I'd read that years ago. Hardly peer-review-paper quality

but I do agree with the reasoning.
Peer reviewed? Recognizing your smiley face, we should nevertheless keep it in perspective. This was a blog post. That said, Sean Olive is a respected audio scientist and his considered opinion is worth considering. [Edit: I think you are talking the original paper, and not Olive's blog post, in which case I apologize for misinterpreting your intention.]
Anent the AR/Dyna tests (and others like it) one problem is the acoustic venue. You place musicians (or a loudspeaker) in a large hall and what do you get? The reproduced sound blends and merges with multiple reflections, losing much tonal specificity. Anyone who has ever gone to a live event (sonata, small ensemble, or orchestra) soon realizes that living room type loudspeaker phenomena just ain't there. Imaging, front to back depth, and all the rest.

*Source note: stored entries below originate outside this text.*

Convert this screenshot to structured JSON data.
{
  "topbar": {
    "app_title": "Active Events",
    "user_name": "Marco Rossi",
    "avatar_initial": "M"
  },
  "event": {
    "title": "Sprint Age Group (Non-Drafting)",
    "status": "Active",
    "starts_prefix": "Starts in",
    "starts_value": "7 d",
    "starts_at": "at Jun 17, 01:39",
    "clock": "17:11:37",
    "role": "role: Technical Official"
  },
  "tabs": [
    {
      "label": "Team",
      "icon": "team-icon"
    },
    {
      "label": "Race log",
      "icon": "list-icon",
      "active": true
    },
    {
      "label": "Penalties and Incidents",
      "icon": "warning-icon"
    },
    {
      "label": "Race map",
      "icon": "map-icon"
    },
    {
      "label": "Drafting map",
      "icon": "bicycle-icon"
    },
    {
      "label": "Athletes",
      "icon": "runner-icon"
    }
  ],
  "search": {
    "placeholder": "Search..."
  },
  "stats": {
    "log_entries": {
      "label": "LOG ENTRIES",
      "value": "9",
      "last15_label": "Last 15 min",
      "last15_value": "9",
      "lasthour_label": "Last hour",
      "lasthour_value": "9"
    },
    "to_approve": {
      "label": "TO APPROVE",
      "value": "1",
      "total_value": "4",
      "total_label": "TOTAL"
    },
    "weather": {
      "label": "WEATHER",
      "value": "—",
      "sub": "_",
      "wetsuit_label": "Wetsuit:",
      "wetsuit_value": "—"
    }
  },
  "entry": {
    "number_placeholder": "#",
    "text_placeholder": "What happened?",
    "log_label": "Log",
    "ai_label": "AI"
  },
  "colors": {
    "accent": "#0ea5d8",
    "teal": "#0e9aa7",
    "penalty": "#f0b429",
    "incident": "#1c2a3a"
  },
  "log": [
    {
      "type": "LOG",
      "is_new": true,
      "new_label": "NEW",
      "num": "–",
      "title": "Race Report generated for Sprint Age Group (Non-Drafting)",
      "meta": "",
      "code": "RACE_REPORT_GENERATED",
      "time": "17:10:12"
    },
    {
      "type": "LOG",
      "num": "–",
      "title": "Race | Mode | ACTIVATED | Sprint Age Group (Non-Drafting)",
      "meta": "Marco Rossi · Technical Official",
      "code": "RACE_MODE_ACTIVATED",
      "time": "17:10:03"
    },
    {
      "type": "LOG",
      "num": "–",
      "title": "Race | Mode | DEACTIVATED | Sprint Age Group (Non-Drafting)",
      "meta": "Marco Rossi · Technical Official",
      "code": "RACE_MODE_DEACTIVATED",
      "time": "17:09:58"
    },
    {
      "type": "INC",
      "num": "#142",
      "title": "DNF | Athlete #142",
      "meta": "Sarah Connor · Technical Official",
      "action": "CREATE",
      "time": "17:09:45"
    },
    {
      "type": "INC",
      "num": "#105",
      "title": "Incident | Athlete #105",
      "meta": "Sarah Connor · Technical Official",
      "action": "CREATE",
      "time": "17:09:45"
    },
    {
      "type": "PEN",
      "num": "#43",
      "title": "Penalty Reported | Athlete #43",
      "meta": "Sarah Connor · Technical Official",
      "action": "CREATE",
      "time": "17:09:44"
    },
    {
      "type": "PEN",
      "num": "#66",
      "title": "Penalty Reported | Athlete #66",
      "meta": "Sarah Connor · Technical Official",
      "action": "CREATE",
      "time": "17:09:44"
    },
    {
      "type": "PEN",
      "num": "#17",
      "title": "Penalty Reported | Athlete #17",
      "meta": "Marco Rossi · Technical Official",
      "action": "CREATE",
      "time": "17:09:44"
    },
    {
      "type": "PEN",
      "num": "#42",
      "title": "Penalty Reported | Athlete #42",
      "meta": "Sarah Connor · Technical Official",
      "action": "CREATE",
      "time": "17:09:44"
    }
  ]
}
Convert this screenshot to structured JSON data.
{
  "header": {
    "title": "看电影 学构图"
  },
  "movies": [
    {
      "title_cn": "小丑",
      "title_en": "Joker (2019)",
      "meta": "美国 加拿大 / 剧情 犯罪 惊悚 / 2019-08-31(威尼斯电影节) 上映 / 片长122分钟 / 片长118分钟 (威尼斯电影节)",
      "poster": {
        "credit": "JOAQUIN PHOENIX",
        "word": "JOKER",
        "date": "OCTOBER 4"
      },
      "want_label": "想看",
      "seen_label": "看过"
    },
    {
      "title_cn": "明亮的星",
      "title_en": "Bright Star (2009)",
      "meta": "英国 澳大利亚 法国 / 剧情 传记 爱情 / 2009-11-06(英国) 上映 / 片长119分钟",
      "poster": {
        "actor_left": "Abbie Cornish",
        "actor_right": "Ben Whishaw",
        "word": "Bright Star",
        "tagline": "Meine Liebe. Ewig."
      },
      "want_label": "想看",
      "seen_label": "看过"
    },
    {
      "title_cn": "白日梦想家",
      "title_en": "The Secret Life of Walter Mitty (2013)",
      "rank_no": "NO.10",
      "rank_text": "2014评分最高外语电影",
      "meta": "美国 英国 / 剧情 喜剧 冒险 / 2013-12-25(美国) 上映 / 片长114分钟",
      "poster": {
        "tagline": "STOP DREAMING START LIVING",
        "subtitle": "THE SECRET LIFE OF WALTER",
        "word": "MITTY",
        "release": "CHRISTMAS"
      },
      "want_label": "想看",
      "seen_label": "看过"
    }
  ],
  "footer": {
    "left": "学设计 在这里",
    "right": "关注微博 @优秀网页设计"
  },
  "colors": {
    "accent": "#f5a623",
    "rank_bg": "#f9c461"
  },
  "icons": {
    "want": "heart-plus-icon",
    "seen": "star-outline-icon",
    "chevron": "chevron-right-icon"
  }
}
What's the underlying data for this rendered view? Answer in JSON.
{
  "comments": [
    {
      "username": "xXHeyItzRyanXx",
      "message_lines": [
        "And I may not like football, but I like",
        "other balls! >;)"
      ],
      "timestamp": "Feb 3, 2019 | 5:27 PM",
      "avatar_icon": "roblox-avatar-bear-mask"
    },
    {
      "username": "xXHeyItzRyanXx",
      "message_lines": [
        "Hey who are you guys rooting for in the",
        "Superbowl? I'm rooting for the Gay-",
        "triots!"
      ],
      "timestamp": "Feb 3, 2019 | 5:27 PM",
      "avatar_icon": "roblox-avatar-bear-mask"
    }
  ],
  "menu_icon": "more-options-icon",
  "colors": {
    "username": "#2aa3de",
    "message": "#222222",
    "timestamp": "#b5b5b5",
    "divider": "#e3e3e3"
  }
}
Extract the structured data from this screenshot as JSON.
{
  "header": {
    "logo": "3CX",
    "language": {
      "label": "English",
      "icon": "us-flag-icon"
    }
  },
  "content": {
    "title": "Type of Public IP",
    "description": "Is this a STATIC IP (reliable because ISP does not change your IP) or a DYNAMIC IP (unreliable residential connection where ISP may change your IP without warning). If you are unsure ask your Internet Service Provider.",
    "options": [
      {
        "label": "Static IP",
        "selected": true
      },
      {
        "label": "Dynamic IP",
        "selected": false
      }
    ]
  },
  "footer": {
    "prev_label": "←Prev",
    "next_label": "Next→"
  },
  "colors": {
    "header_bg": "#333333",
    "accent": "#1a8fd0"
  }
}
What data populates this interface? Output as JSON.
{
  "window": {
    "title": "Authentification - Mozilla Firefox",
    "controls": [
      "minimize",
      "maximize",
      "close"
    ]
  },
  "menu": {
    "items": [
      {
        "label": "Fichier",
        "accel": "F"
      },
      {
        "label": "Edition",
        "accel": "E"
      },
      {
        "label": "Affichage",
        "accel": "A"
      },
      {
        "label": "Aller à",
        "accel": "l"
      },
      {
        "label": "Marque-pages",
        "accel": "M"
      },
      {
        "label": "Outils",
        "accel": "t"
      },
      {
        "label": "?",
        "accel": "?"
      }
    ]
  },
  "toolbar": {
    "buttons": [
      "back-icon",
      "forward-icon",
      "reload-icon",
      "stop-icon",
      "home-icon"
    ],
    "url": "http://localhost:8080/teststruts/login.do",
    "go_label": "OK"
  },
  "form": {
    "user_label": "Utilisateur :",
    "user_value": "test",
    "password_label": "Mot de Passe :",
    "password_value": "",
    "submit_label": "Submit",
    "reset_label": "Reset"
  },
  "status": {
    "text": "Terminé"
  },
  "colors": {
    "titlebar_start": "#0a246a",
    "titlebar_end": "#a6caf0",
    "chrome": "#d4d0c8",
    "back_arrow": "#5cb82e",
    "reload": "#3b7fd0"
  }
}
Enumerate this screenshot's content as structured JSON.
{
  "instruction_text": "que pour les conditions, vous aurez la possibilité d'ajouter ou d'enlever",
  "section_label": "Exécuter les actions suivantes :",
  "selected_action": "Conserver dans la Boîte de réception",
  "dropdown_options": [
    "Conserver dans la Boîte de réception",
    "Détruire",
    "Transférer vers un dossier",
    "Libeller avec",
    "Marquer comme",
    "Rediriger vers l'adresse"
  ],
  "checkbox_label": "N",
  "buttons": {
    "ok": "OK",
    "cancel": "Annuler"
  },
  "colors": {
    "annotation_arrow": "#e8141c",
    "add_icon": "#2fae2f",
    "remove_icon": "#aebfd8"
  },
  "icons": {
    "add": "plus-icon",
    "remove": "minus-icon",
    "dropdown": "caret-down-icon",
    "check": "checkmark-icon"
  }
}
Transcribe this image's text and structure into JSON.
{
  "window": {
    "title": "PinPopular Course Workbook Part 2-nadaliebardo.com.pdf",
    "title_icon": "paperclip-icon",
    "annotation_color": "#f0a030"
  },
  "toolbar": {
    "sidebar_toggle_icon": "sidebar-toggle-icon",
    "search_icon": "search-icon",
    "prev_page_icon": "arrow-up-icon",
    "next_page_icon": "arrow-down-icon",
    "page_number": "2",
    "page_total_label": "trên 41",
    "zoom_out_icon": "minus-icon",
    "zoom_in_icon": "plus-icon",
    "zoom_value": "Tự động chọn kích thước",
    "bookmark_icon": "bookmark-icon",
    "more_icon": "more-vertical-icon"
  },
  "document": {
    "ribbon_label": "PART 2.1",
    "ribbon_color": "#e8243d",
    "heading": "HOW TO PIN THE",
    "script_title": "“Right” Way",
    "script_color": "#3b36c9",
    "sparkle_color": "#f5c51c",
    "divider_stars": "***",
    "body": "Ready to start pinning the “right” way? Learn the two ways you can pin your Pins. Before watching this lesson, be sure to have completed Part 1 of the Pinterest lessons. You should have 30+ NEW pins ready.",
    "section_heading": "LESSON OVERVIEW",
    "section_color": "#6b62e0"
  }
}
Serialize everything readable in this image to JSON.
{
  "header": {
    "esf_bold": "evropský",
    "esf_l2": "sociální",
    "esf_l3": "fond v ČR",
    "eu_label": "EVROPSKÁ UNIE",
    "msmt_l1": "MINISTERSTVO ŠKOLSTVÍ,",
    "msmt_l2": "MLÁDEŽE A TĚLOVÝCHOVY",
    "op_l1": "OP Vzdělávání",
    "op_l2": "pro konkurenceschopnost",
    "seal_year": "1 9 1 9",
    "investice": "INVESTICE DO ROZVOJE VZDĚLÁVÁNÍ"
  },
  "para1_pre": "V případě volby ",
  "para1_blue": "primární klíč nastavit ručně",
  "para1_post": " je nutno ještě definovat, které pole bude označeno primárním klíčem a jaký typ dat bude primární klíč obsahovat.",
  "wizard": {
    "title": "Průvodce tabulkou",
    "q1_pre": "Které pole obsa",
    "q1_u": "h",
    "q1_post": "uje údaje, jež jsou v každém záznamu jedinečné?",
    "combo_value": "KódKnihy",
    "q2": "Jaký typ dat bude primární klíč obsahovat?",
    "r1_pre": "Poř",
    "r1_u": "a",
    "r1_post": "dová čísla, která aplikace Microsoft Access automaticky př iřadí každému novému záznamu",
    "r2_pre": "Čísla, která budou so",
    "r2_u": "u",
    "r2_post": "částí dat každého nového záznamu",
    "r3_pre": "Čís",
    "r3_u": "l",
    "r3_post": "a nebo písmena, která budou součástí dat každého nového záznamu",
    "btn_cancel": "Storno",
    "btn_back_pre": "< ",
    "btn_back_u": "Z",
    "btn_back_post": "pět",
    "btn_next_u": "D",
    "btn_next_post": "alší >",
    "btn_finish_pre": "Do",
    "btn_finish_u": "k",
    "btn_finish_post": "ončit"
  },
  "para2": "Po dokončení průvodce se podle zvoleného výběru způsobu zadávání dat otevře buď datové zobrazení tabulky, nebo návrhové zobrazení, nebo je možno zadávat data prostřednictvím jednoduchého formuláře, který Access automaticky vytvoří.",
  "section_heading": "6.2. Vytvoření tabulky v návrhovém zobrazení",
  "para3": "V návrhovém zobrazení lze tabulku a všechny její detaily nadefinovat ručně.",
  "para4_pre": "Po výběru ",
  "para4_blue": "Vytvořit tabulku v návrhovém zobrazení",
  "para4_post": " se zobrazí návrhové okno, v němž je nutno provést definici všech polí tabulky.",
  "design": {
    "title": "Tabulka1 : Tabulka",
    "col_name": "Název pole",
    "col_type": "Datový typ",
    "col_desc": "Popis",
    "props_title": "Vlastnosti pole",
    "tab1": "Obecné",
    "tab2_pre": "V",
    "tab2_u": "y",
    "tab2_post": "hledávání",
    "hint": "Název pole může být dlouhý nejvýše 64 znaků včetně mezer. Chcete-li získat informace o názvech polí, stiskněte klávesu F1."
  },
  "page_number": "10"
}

I've mentioned this before, but one of the rag mags (I think it was
Stereophile but it could have been Harry Pearson's sometimes quarterly) hired a symphony oboe player to review amps and CD players. The idea was that this guy, sitting two rows behind the string section, would definitely know what live music sounded like. But as some astute readers pointed out, "Yeah, he knows what his
oboe sounds like surrounded by the rest of the orchestra, but does he know what the
orchestra sounds like to the guy sitting in Row H Seat 12 of the hall?
Also, the LvR (live v recorded) event is necessarily limited to a single instrument, possibly a few. To reproduce the 'live' sound of a symphony orchestra would require tremendous wattage and tremendous speakerage. I guess you could use multiple loudspeakers and multiple amps. The Grateful Dead wall of sound kind of thing.